Added Busch: “Typically, whoever’s third or behind getting into (Turn) 3 prevails at the start-finish line with the side-draft. I was second, and (Suarez) … made the ground back up with the side-draft.”

Todd Gilliland was 26th and led a race-high 58 laps in the 10-caution, second race of 2024.

Wallace was the highest finishing Toyota as the manufacturer remained winless in the past 14 AMS races since Busch won there on Sept. 1, 2013.

Michael McDowell, who scored his first career pole in his 467th career start on Friday, was eighth.

Before the race, front row starter Joey Logano was assessed an at-track penalty for wearing gloves that had been altered after issuance.
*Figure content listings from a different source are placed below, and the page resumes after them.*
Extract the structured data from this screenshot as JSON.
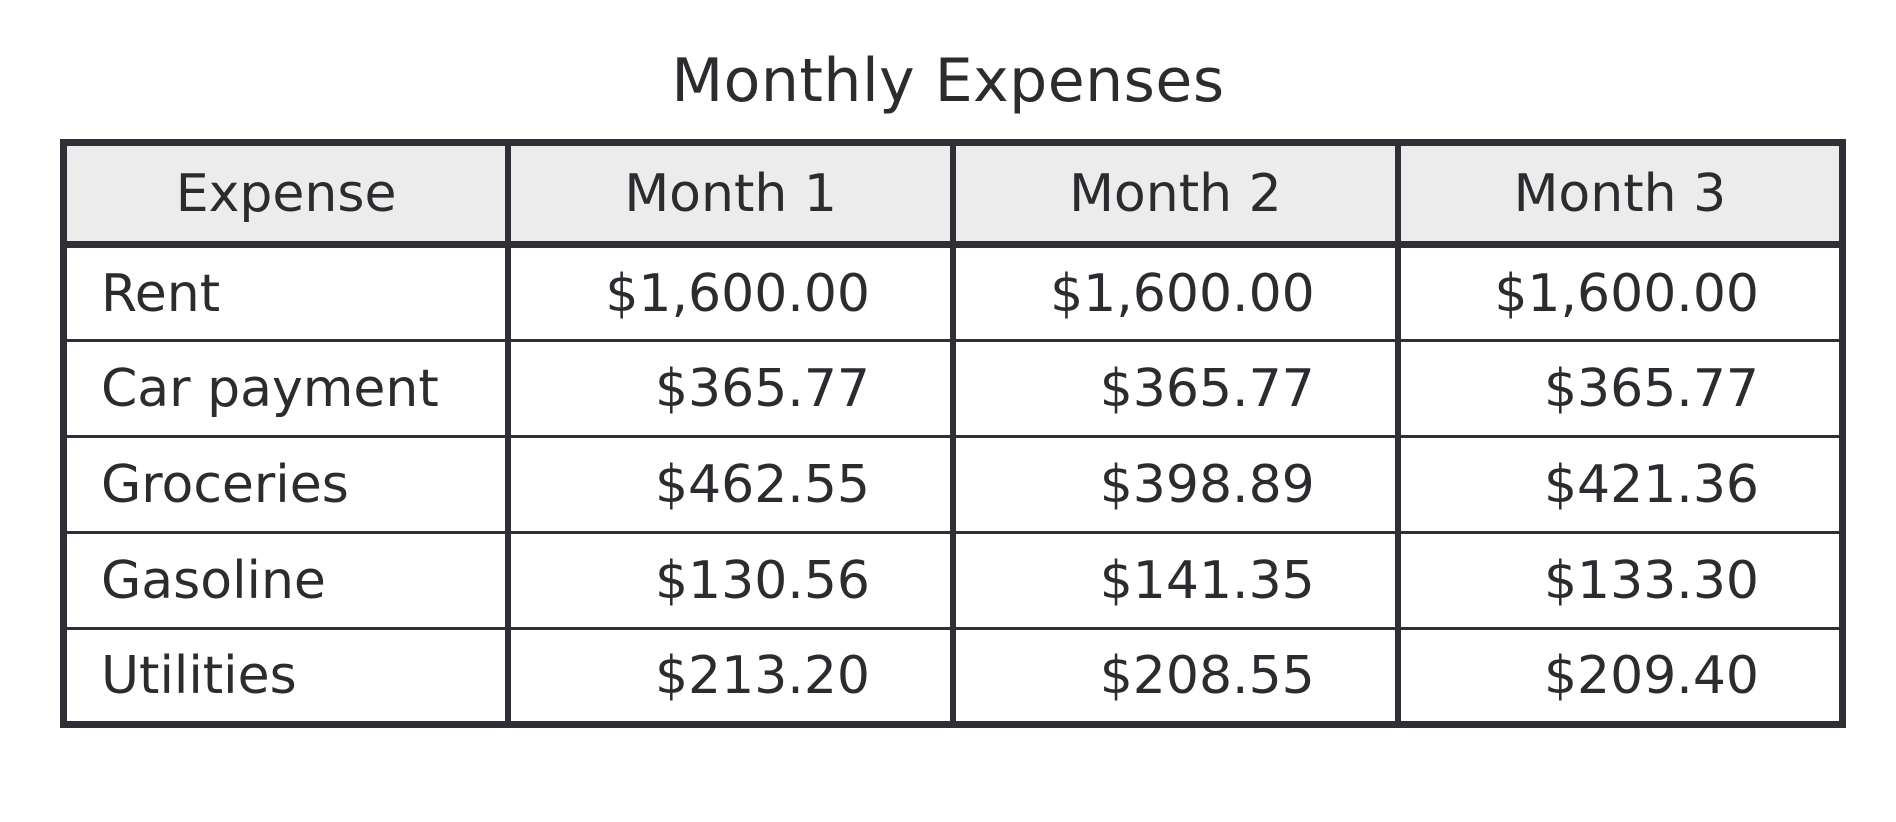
{
  "title": "Monthly Expenses",
  "table": {
    "headers": [
      "Expense",
      "Month 1",
      "Month 2",
      "Month 3"
    ],
    "rows": [
      [
        "Rent",
        "$1,600.00",
        "$1,600.00",
        "$1,600.00"
      ],
      [
        "Car payment",
        "$365.77",
        "$365.77",
        "$365.77"
      ],
      [
        "Groceries",
        "$462.55",
        "$398.89",
        "$421.36"
      ],
      [
        "Gasoline",
        "$130.56",
        "$141.35",
        "$133.30"
      ],
      [
        "Utilities",
        "$213.20",
        "$208.55",
        "$209.40"
      ]
    ]
  },
  "colors": {
    "header_background": "#ececec",
    "border": "#2f3035",
    "text": "#2b2b30"
  }
}
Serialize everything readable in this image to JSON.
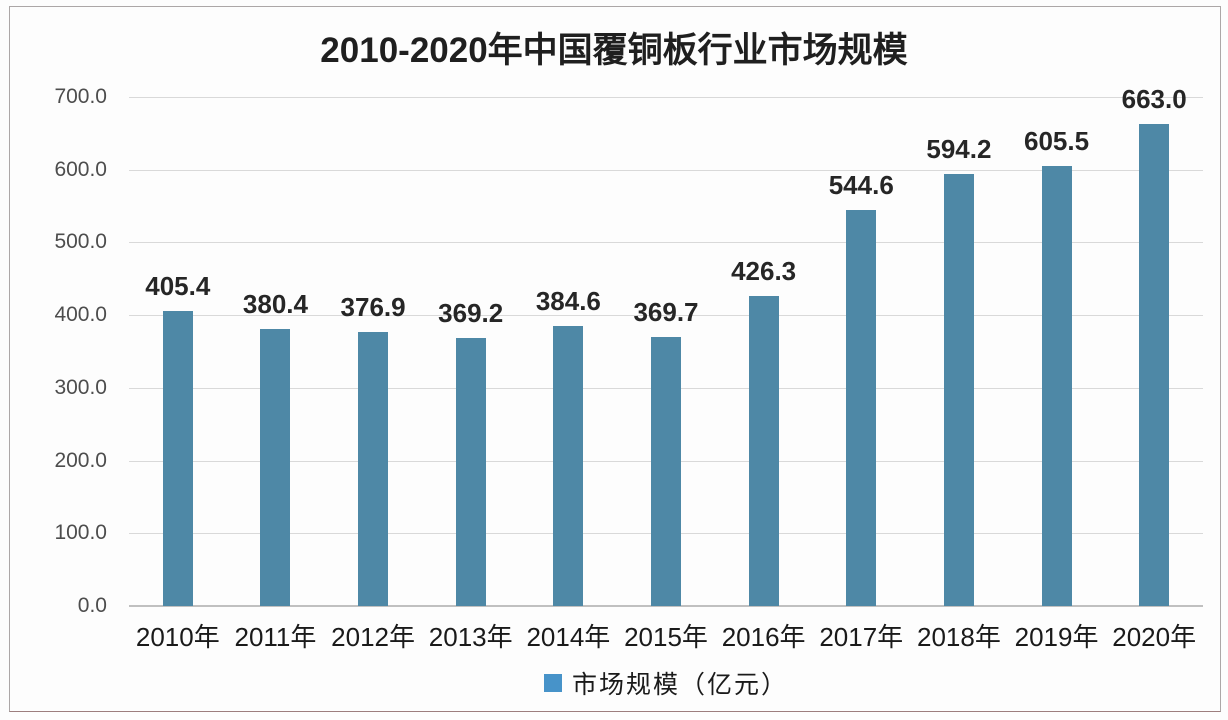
{
  "chart_data": {
    "type": "bar",
    "title": "2010-2020年中国覆铜板行业市场规模",
    "categories": [
      "2010年",
      "2011年",
      "2012年",
      "2013年",
      "2014年",
      "2015年",
      "2016年",
      "2017年",
      "2018年",
      "2019年",
      "2020年"
    ],
    "values": [
      405.4,
      380.4,
      376.9,
      369.2,
      384.6,
      369.7,
      426.3,
      544.6,
      594.2,
      605.5,
      663.0
    ],
    "value_labels": [
      "405.4",
      "380.4",
      "376.9",
      "369.2",
      "384.6",
      "369.7",
      "426.3",
      "544.6",
      "594.2",
      "605.5",
      "663.0"
    ],
    "legend": "市场规模（亿元）",
    "legend_position": "bottom",
    "xlabel": "",
    "ylabel": "",
    "ylim": [
      0,
      700
    ],
    "y_tick_step": 100,
    "y_ticks": [
      "700.0",
      "600.0",
      "500.0",
      "400.0",
      "300.0",
      "200.0",
      "100.0",
      "0.0"
    ],
    "grid": true,
    "colors": {
      "bar": "#4e88a6",
      "legend_swatch": "#4793c9",
      "gridline": "#d9d9d9",
      "axis_line": "#c0c0c0",
      "title_text": "#1f1f1f",
      "value_label_text": "#262626",
      "tick_text": "#4d4d4d",
      "background": "#fdfdfd"
    }
  }
}
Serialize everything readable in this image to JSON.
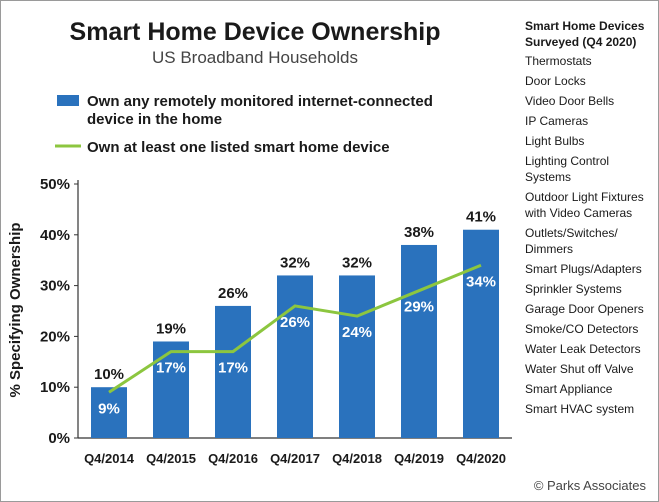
{
  "chart_data": {
    "type": "bar",
    "title": "Smart Home Device Ownership",
    "subtitle": "US Broadband Households",
    "ylabel": "% Specifying Ownership",
    "xlabel": "",
    "ylim": [
      0,
      50
    ],
    "yticks": [
      0,
      10,
      20,
      30,
      40,
      50
    ],
    "ytick_labels": [
      "0%",
      "10%",
      "20%",
      "30%",
      "40%",
      "50%"
    ],
    "grid": false,
    "legend_position": "top-left",
    "categories": [
      "Q4/2014",
      "Q4/2015",
      "Q4/2016",
      "Q4/2017",
      "Q4/2018",
      "Q4/2019",
      "Q4/2020"
    ],
    "series": [
      {
        "name": "Own any remotely monitored internet-connected device in the home",
        "name_lines": [
          "Own any remotely monitored internet-connected",
          "device in the home"
        ],
        "type": "bar",
        "color": "#2a72bd",
        "values": [
          10,
          19,
          26,
          32,
          32,
          38,
          41
        ],
        "labels": [
          "10%",
          "19%",
          "26%",
          "32%",
          "32%",
          "38%",
          "41%"
        ]
      },
      {
        "name": "Own at least one listed smart home device",
        "type": "line",
        "color": "#8cc63f",
        "values": [
          9,
          17,
          17,
          26,
          24,
          29,
          34
        ],
        "labels": [
          "9%",
          "17%",
          "17%",
          "26%",
          "24%",
          "29%",
          "34%"
        ]
      }
    ]
  },
  "sidebar": {
    "heading": [
      "Smart Home Devices",
      "Surveyed (Q4 2020)"
    ],
    "items": [
      [
        "Thermostats"
      ],
      [
        "Door Locks"
      ],
      [
        "Video Door Bells"
      ],
      [
        "IP Cameras"
      ],
      [
        "Light Bulbs"
      ],
      [
        "Lighting Control",
        "Systems"
      ],
      [
        "Outdoor Light Fixtures",
        "with Video Cameras"
      ],
      [
        "Outlets/Switches/",
        "Dimmers"
      ],
      [
        "Smart Plugs/Adapters"
      ],
      [
        "Sprinkler Systems"
      ],
      [
        "Garage Door Openers"
      ],
      [
        "Smoke/CO Detectors"
      ],
      [
        "Water Leak Detectors"
      ],
      [
        "Water Shut off Valve"
      ],
      [
        "Smart Appliance"
      ],
      [
        "Smart HVAC system"
      ]
    ]
  },
  "source": "© Parks Associates"
}
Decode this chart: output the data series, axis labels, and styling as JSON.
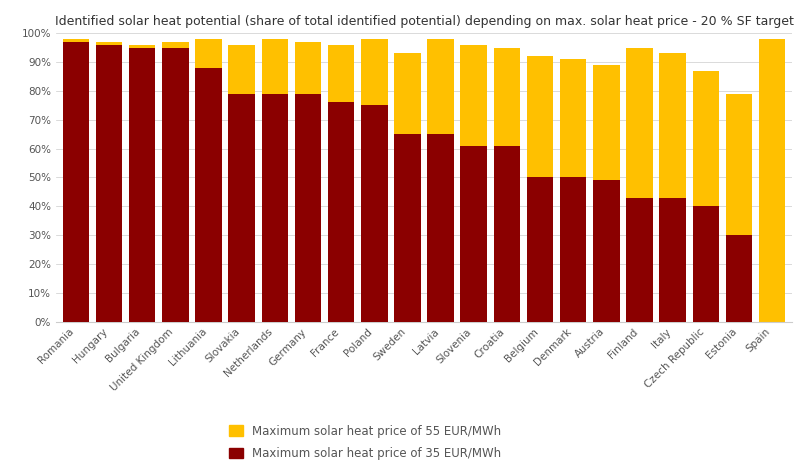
{
  "title": "Identified solar heat potential (share of total identified potential) depending on max. solar heat price - 20 % SF target",
  "categories": [
    "Romania",
    "Hungary",
    "Bulgaria",
    "United Kingdom",
    "Lithuania",
    "Slovakia",
    "Netherlands",
    "Germany",
    "France",
    "Poland",
    "Sweden",
    "Latvia",
    "Slovenia",
    "Croatia",
    "Belgium",
    "Denmark",
    "Austria",
    "Finland",
    "Italy",
    "Czech Republic",
    "Estonia",
    "Spain"
  ],
  "val_35": [
    97,
    96,
    95,
    95,
    88,
    79,
    79,
    79,
    76,
    75,
    65,
    65,
    61,
    61,
    50,
    50,
    49,
    43,
    43,
    40,
    30,
    0
  ],
  "val_55_total": [
    98,
    97,
    96,
    97,
    98,
    96,
    98,
    97,
    96,
    98,
    93,
    98,
    96,
    95,
    92,
    91,
    89,
    95,
    93,
    87,
    79,
    98
  ],
  "color_35": "#8B0000",
  "color_55": "#FFC000",
  "legend_55": "Maximum solar heat price of 55 EUR/MWh",
  "legend_35": "Maximum solar heat price of 35 EUR/MWh",
  "ylim": [
    0,
    100
  ],
  "yticks": [
    0,
    10,
    20,
    30,
    40,
    50,
    60,
    70,
    80,
    90,
    100
  ],
  "ytick_labels": [
    "0%",
    "10%",
    "20%",
    "30%",
    "40%",
    "50%",
    "60%",
    "70%",
    "80%",
    "90%",
    "100%"
  ],
  "background_color": "#FFFFFF",
  "title_fontsize": 9,
  "tick_fontsize": 7.5,
  "legend_fontsize": 8.5,
  "bar_width": 0.8
}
With Logano forced to pit road to serve the pass-through penalty, a melee occurred on Lap 2 when Austin Dillon, running just inside the top 10, spun after the cars in front of him slowed.

In the largest wreck in AMS’s history since it opened in 1960, 16 cars tangled as they approached Turn 1 on the 1.54-mile track, but Logano avoided the mess and moved up all the way to 20th.

In a one-lap dash to end Stage 1, Michael McDowell topped Blaney for his third career stage win and the lion’s share of the bonus points.

With 26 circuits to go in 100-lap Stage 2 and coming to pit road, McDowell locked up his tires and wrecked with Daytona 500 winner William Byron as the race stayed green.

Team Penske flexed its muscle with Cindric winning the stage, but teammate Logano wrecked on the final lap after he plowed up and into Buescher, who was scrubbing along the Turn 2 wall. Denny Hamlin was also involved.

The seventh caution occurred on Lap 198 when Ross Chastain turned Chase Elliott at the end of the backstretch.